The words, the ads, the whirl of milks and muds and minerals and miracles, half-promise metamorphosis and happiness. They are elixirs: half-drug, half-religion. I was recently given a box of skin creams promoted by Cindy Crawford under the brand name Meaningful Beauty. The very sight of that name hurts, it's so insidious.

Would Cindy Crawford lie?

The prices of cosmetics are based not on the value of their ingredients but rather on other factors: packaging, marketing, and the simple fact, Begoun says, that cosmetics consumers actually believe "more expensive" means "better." They also believe that certain products or brands -- such as those boasting European provenances --convey higher class.

"This explains why companies like Estée Lauder own the high-end LaMer as well as Clinique. Both sell skin-care products making the same claims but with extremely different price points."

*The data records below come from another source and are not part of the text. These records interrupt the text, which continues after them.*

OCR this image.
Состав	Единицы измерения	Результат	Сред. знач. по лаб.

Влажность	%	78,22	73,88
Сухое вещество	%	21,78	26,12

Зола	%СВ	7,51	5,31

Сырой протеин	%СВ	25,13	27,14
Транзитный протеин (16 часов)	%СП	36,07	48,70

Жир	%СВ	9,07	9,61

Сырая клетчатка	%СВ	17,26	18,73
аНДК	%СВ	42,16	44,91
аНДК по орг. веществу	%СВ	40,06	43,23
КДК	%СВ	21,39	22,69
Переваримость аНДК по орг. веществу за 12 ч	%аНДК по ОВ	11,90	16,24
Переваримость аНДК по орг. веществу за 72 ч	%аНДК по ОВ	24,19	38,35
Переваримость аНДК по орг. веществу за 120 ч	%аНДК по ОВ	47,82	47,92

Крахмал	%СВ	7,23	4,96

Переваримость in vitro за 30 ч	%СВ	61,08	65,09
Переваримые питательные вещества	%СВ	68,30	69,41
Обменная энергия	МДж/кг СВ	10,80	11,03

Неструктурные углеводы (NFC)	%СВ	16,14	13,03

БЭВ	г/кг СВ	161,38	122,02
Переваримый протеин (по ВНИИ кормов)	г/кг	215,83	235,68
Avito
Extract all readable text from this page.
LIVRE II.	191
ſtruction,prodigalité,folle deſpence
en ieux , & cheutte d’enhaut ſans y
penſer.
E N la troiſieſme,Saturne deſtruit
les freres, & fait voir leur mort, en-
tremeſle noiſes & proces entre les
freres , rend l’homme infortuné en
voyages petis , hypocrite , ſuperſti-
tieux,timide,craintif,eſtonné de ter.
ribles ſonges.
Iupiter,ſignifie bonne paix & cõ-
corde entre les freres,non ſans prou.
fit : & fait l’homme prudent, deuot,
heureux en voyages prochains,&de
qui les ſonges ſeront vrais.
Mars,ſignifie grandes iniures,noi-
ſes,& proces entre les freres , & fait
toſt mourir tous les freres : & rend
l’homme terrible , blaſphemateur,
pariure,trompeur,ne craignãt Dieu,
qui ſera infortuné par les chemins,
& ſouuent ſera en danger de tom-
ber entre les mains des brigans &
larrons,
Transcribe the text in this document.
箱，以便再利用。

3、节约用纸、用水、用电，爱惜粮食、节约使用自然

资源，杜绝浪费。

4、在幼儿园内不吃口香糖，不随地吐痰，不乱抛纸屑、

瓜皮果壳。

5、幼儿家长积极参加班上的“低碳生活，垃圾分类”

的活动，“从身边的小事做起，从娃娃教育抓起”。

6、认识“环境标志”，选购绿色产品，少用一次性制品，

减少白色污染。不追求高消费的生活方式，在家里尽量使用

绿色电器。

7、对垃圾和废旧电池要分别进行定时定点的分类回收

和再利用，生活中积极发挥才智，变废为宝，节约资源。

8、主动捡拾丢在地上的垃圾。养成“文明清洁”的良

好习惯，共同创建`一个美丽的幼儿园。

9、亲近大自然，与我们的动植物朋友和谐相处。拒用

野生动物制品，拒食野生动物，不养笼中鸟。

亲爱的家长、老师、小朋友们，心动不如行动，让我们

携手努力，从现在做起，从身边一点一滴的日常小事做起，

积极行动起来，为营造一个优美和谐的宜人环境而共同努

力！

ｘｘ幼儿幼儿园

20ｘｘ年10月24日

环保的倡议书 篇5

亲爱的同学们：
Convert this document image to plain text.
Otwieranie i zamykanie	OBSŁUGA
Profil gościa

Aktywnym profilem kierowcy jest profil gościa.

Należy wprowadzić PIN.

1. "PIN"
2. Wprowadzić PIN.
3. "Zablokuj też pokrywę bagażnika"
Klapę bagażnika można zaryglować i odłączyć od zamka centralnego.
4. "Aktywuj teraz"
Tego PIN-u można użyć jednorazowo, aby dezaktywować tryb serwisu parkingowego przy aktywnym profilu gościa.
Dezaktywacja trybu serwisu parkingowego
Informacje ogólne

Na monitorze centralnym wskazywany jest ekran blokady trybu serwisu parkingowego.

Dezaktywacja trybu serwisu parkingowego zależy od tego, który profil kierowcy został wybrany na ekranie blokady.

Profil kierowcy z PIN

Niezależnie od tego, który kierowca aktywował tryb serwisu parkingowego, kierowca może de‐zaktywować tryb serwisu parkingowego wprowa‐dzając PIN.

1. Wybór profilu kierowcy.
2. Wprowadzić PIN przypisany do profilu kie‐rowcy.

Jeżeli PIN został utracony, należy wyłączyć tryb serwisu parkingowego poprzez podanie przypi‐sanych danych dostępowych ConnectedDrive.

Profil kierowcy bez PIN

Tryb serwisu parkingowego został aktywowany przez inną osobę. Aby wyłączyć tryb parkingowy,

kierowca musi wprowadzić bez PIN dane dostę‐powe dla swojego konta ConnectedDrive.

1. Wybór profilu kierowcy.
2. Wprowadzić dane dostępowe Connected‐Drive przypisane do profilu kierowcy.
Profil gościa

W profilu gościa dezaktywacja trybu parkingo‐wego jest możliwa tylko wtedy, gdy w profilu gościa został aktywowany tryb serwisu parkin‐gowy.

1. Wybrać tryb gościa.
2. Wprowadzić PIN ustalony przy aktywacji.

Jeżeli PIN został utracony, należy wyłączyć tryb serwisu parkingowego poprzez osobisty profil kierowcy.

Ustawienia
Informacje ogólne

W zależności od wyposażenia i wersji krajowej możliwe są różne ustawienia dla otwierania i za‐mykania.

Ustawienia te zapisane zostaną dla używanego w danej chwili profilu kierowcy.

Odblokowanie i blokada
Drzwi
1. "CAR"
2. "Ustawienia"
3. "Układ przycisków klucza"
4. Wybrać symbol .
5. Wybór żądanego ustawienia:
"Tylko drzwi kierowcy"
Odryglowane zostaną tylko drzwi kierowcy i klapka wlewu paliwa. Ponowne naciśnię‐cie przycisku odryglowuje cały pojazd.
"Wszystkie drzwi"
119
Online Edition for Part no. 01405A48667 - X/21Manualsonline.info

Priced at $130 an ounce, Creme de la Mer contains a trademarked ingredient called "Miracle Broth." A video at CremeDeLaMer.com features aerial footage of a spectacular shoreline superimposed with a written narrative (lacking punctuation and certain key words): "The miracle begins at the heart a rare sea kelp harvested only twice a year off the coast of California traveled fresh on ice to the Max Huber research labs." Here the scenery switches to a lab: Cue lab coats, rubber gloves. Science sells. "Combined with natural ingredients." (More on this word "natural" later.) "The miraculous process of biofermentation begins." (More science!) "Like making grapes into wine." (Wine = class.) It goes on to tell of inventor Max Huber "harnessing unique energies that boost the activity of the broth." (Psychedelic sunburst imagery.) "He harnessed sound." (Image of what looks like spinach whirring in a blender.) "And light." (Further sunbursts, then back to the lab: gloved finger, beaker.) "Same DNA as the original ingredients transform over three to four months the sum is greater than its parts a powerful healer the miracle broth the heart of La Mer."